To summarize the experiment: the result is not ideal by a method of separating and extracting immune cell groups by using T lymphocyte extracting solution twice and autologous 9ml whole blood, and the cells are not detected and counted by using a five-classification blood cell detector twice, which indicates that the number of the cells is too small and the system cannot count. By another test blood cell tester, a minute amount of total mononuclear immune cell population is detected. The method for separating the mononuclear cells by using the T lymphocyte separation liquid is effective, cannot uniformly separate and extract quality standards, has complicated operation steps, generally has the time for separating one part of blood by operation for about 2 and a half hours, has large influence on the quality of target extraction by the technology of operators and the amount of the extracted blood, and has low target cell yield. Five classifications the other method detects 3 times of concentrated single cells twice, detects trace amount, and respectively comprises the following steps: (MN1.243, 19% of Whole blood mononuclear cells extracted%) (MN3.378. 39% of Whole blood mononuclear cells extracted.)

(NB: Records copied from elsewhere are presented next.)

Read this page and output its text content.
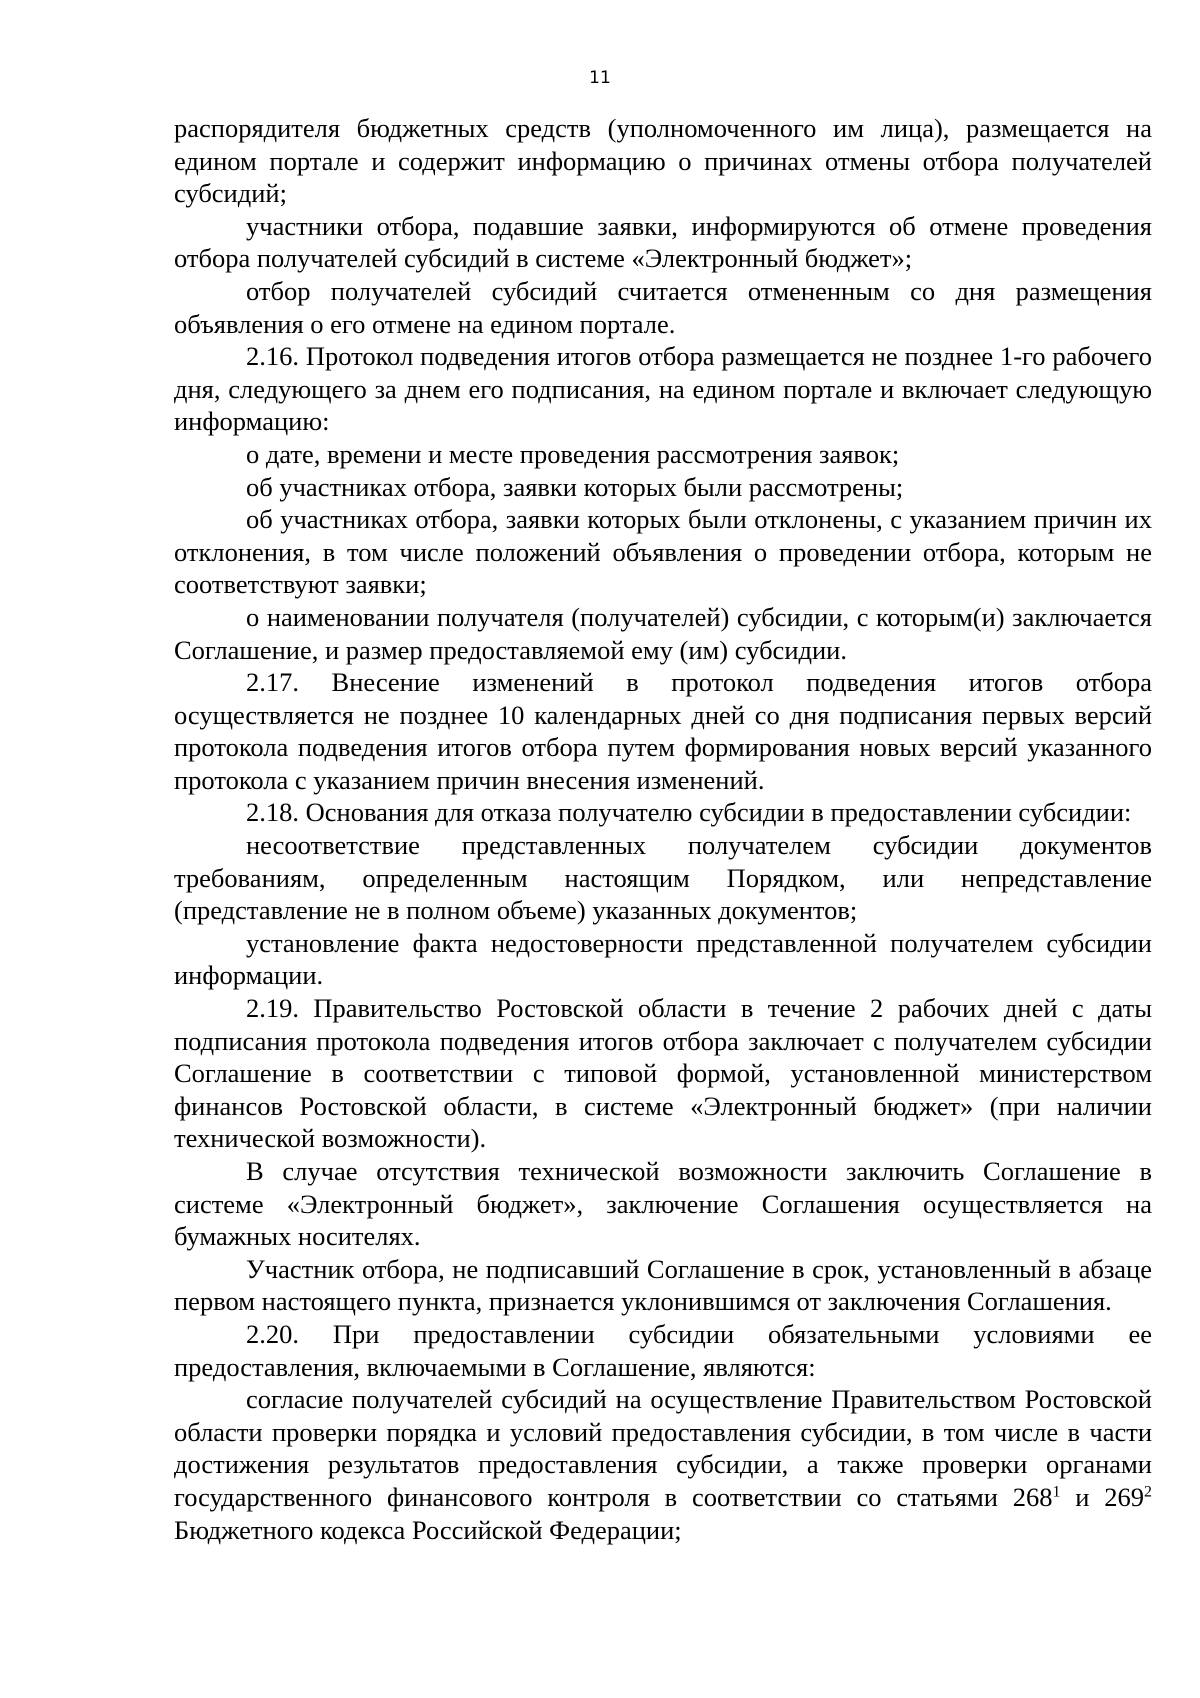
11

распорядителя бюджетных средств (уполномоченного им лица), размещается на едином портале и содержит информацию о причинах отмены отбора получателей субсидий;

участники отбора, подавшие заявки, информируются об отмене проведения отбора получателей субсидий в системе «Электронный бюджет»;

отбор получателей субсидий считается отмененным со дня размещения объявления о его отмене на едином портале.

2.16. Протокол подведения итогов отбора размещается не позднее 1-го рабочего дня, следующего за днем его подписания, на едином портале и включает следующую информацию:

о дате, времени и месте проведения рассмотрения заявок;

об участниках отбора, заявки которых были рассмотрены;

об участниках отбора, заявки которых были отклонены, с указанием причин их отклонения, в том числе положений объявления о проведении отбора, которым не соответствуют заявки;

о наименовании получателя (получателей) субсидии, с которым(и) заключается Соглашение, и размер предоставляемой ему (им) субсидии.

2.17. Внесение изменений в протокол подведения итогов отбора осуществляется не позднее 10 календарных дней со дня подписания первых версий протокола подведения итогов отбора путем формирования новых версий указанного протокола с указанием причин внесения изменений.

2.18. Основания для отказа получателю субсидии в предоставлении субсидии:

несоответствие представленных получателем субсидии документов требованиям, определенным настоящим Порядком, или непредставление (представление не в полном объеме) указанных документов;

установление факта недостоверности представленной получателем субсидии информации.

2.19. Правительство Ростовской области в течение 2 рабочих дней с даты подписания протокола подведения итогов отбора заключает с получателем субсидии Соглашение в соответствии с типовой формой, установленной министерством финансов Ростовской области, в системе «Электронный бюджет» (при наличии технической возможности).

В случае отсутствия технической возможности заключить Соглашение в системе «Электронный бюджет», заключение Соглашения осуществляется на бумажных носителях.

Участник отбора, не подписавший Соглашение в срок, установленный в абзаце первом настоящего пункта, признается уклонившимся от заключения Соглашения.

2.20. При предоставлении субсидии обязательными условиями ее предоставления, включаемыми в Соглашение, являются:

согласие получателей субсидий на осуществление Правительством Ростовской области проверки порядка и условий предоставления субсидии, в том числе в части достижения результатов предоставления субсидии, а также проверки органами государственного финансового контроля в соответствии со статьями $268^1$ и $269^2$ Бюджетного кодекса Российской Федерации;
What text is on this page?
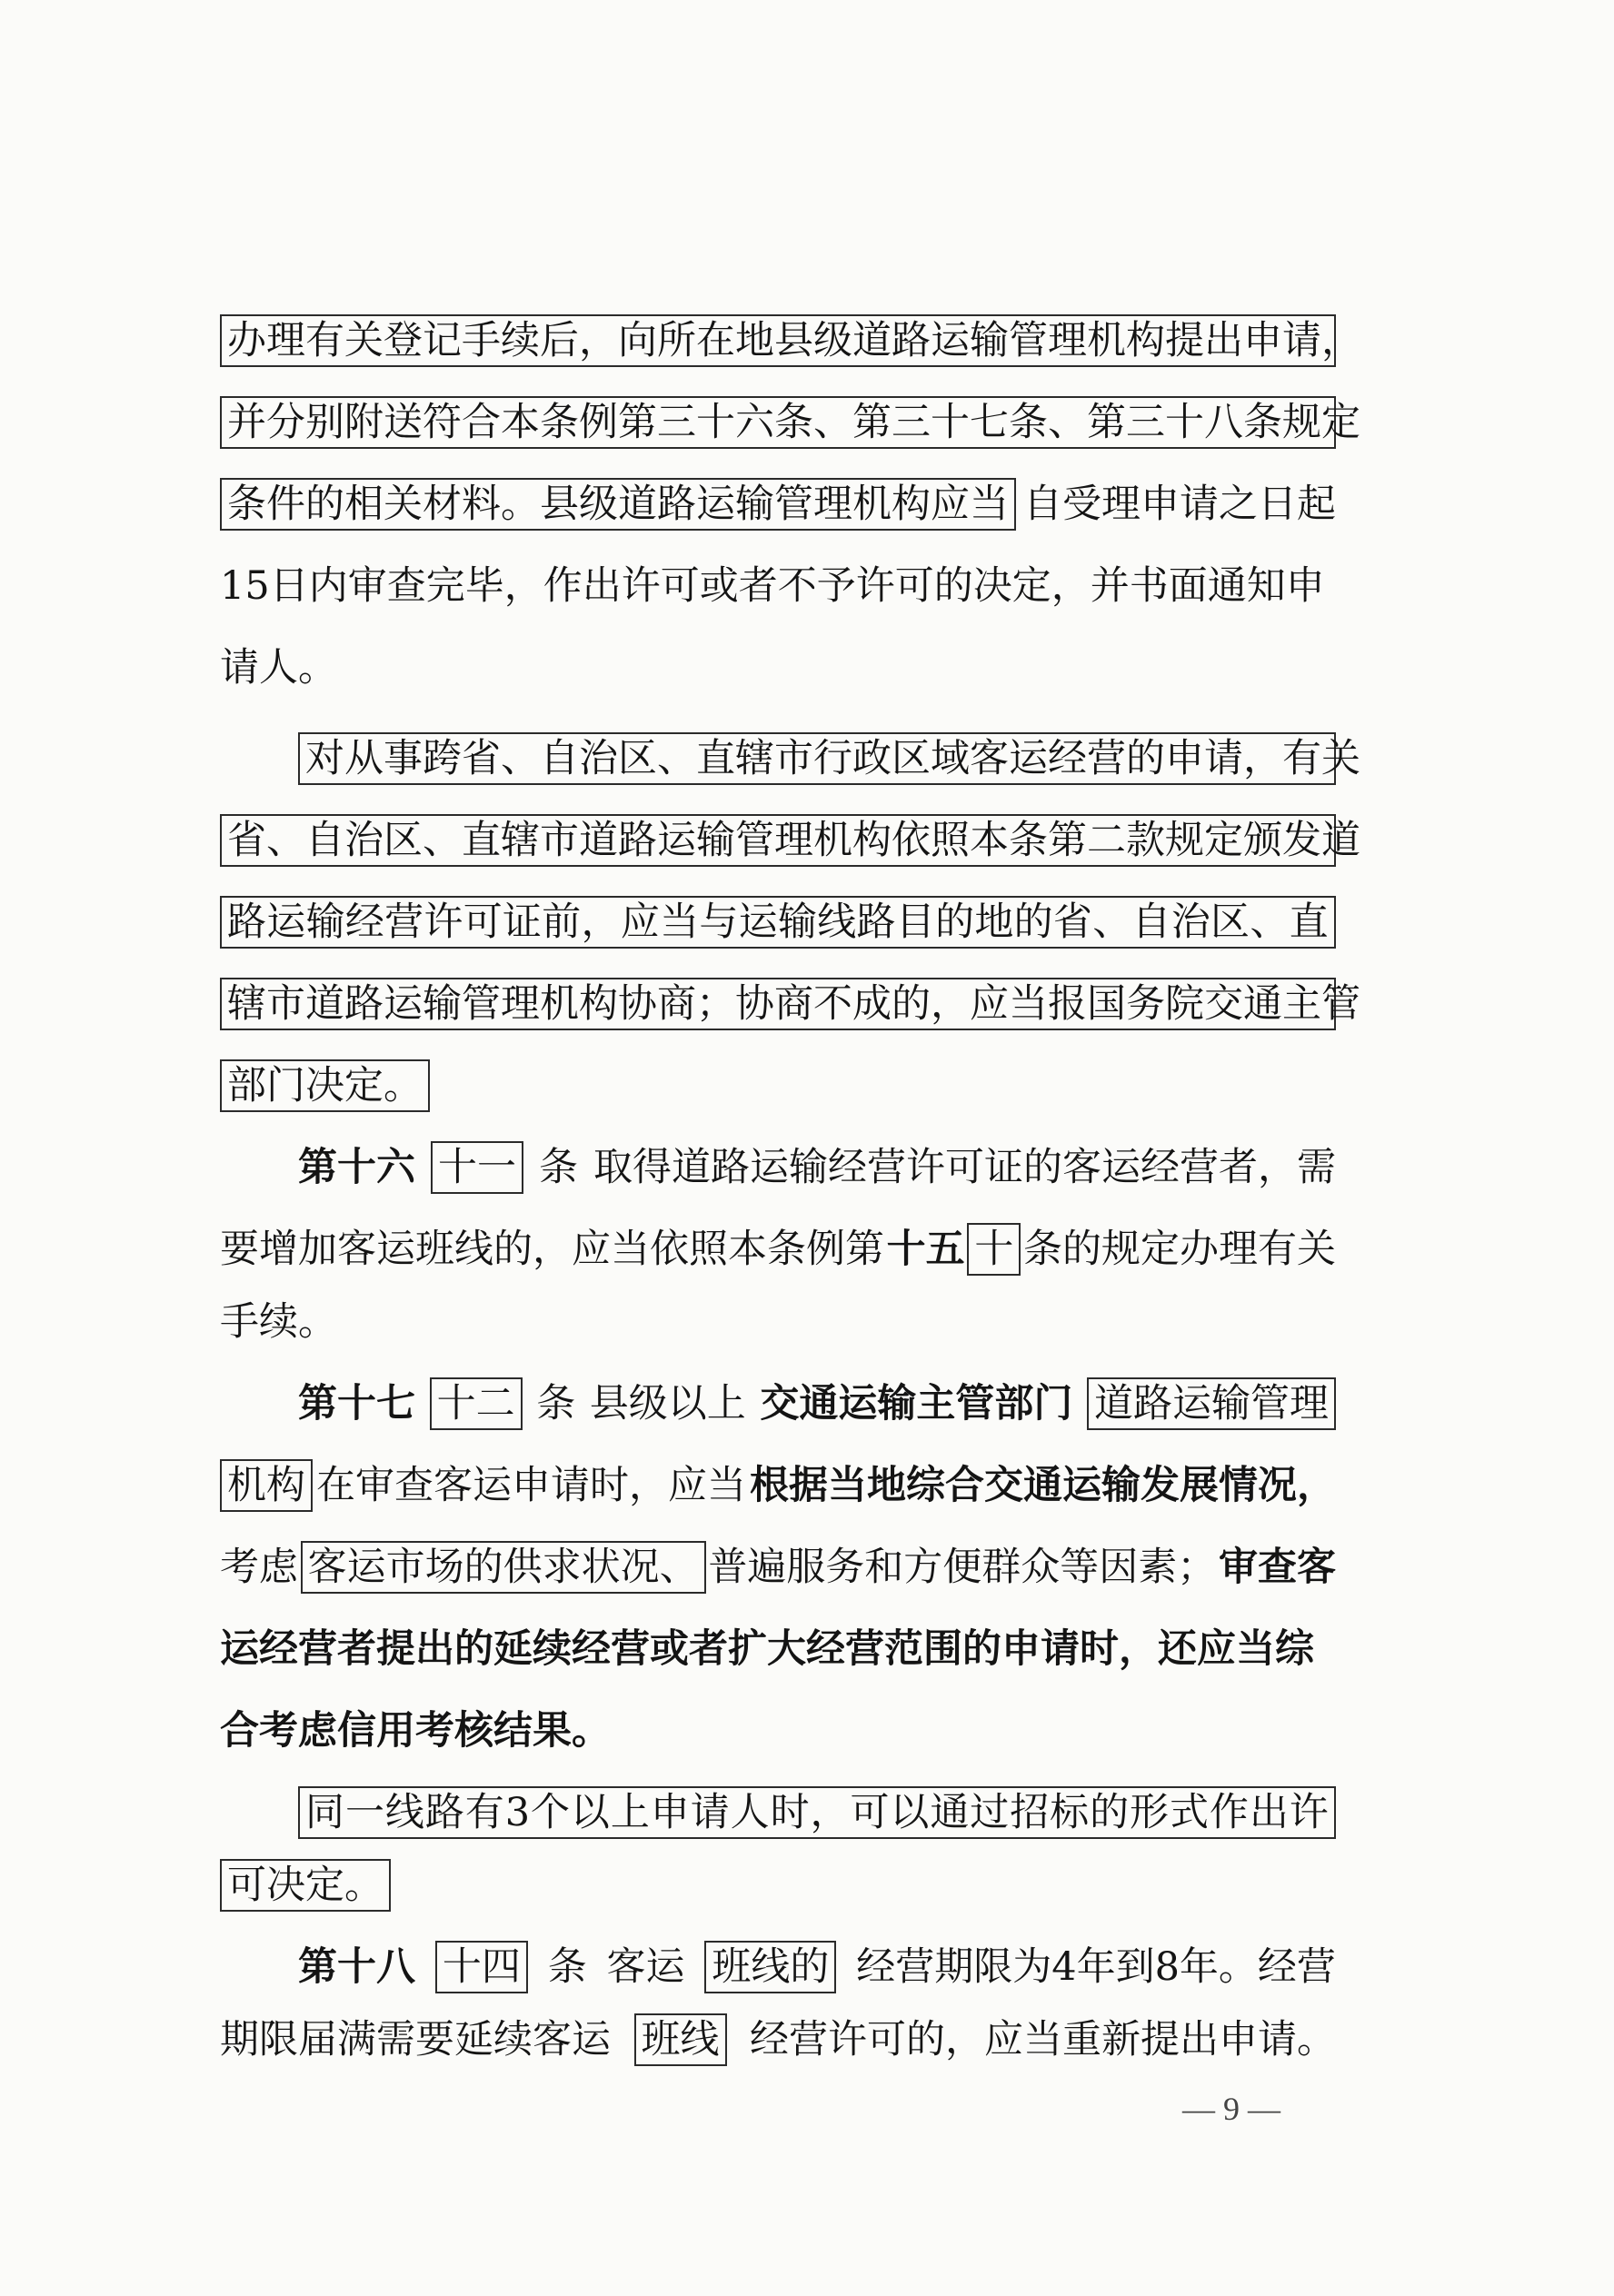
办 理 有 关 登 记 手 续 后 ， 向 所 在 地 县 级 道 路 运 输 管 理 机 构 提 出 申 请 ，
并 分 别 附 送 符 合 本 条 例 第 三 十 六 条 、 第 三 十 七 条 、 第 三 十 八 条 规 定
条件的相关材料。县级道路运输管理机构应当 自受理申请之日起
15日内审查完毕，作出许可或者不予许可的决定，并书面通知申
请人。
对 从 事 跨 省 、 自 治 区 、 直 辖 市 行 政 区 域 客 运 经 营 的 申 请 ， 有 关
省 、 自 治 区 、 直 辖 市 道 路 运 输 管 理 机 构 依 照 本 条 第 二 款 规 定 颁 发 道
路 运 输 经 营 许 可 证 前 ， 应 当 与 运 输 线 路 目 的 地 的 省 、 自 治 区 、 直
辖 市 道 路 运 输 管 理 机 构 协 商 ； 协 商 不 成 的 ， 应 当 报 国 务 院 交 通 主 管
部门决定。
第十六 十一 条 取得道路运输经营许可证的客运经营者，需
要增加客运班线的，应当依照本条例第 十五 十 条的规定办理有关
手续。
第十七 十二 条 县级以上 交通运输主管部门 道路运输管理
机构 在审查客运申请时，应当 根据当地综合交通运输发展情况，
考虑 客运市场的供求状况、 普遍服务和方便群众等因素； 审查客
运经营者提出的延续经营或者扩大经营范围的申请时，还应当综
合考虑信用考核结果。
同 一 线 路 有 3 个 以 上 申 请 人 时 ， 可 以 通 过 招 标 的 形 式 作 出 许
可决定。
第十八 十四 条 客运 班线的 经营期限为4年到8年。经营
期限届满需要延续客运 班线 经营许可的，应当重新提出申请。
— 9 —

The MN is the total number of the mononuclear cells, about 2 times of the mononuclear immune cell amount is lost as a result, the immune cell group (average of two times) obtained by the existing separation technology method only accounts for 30% of the whole blood immune cells, and 70% of the immune cell group is lost.
Examples
Experimental materials:
equipment: 15ml conical centrifuge tube, separation rubber tube, suction tube, sterile drying syringe, sterile cotton ball, rubber tourniquet, horizontal centrifuge, biological microscope, five-classification blood cell analyzer, etc.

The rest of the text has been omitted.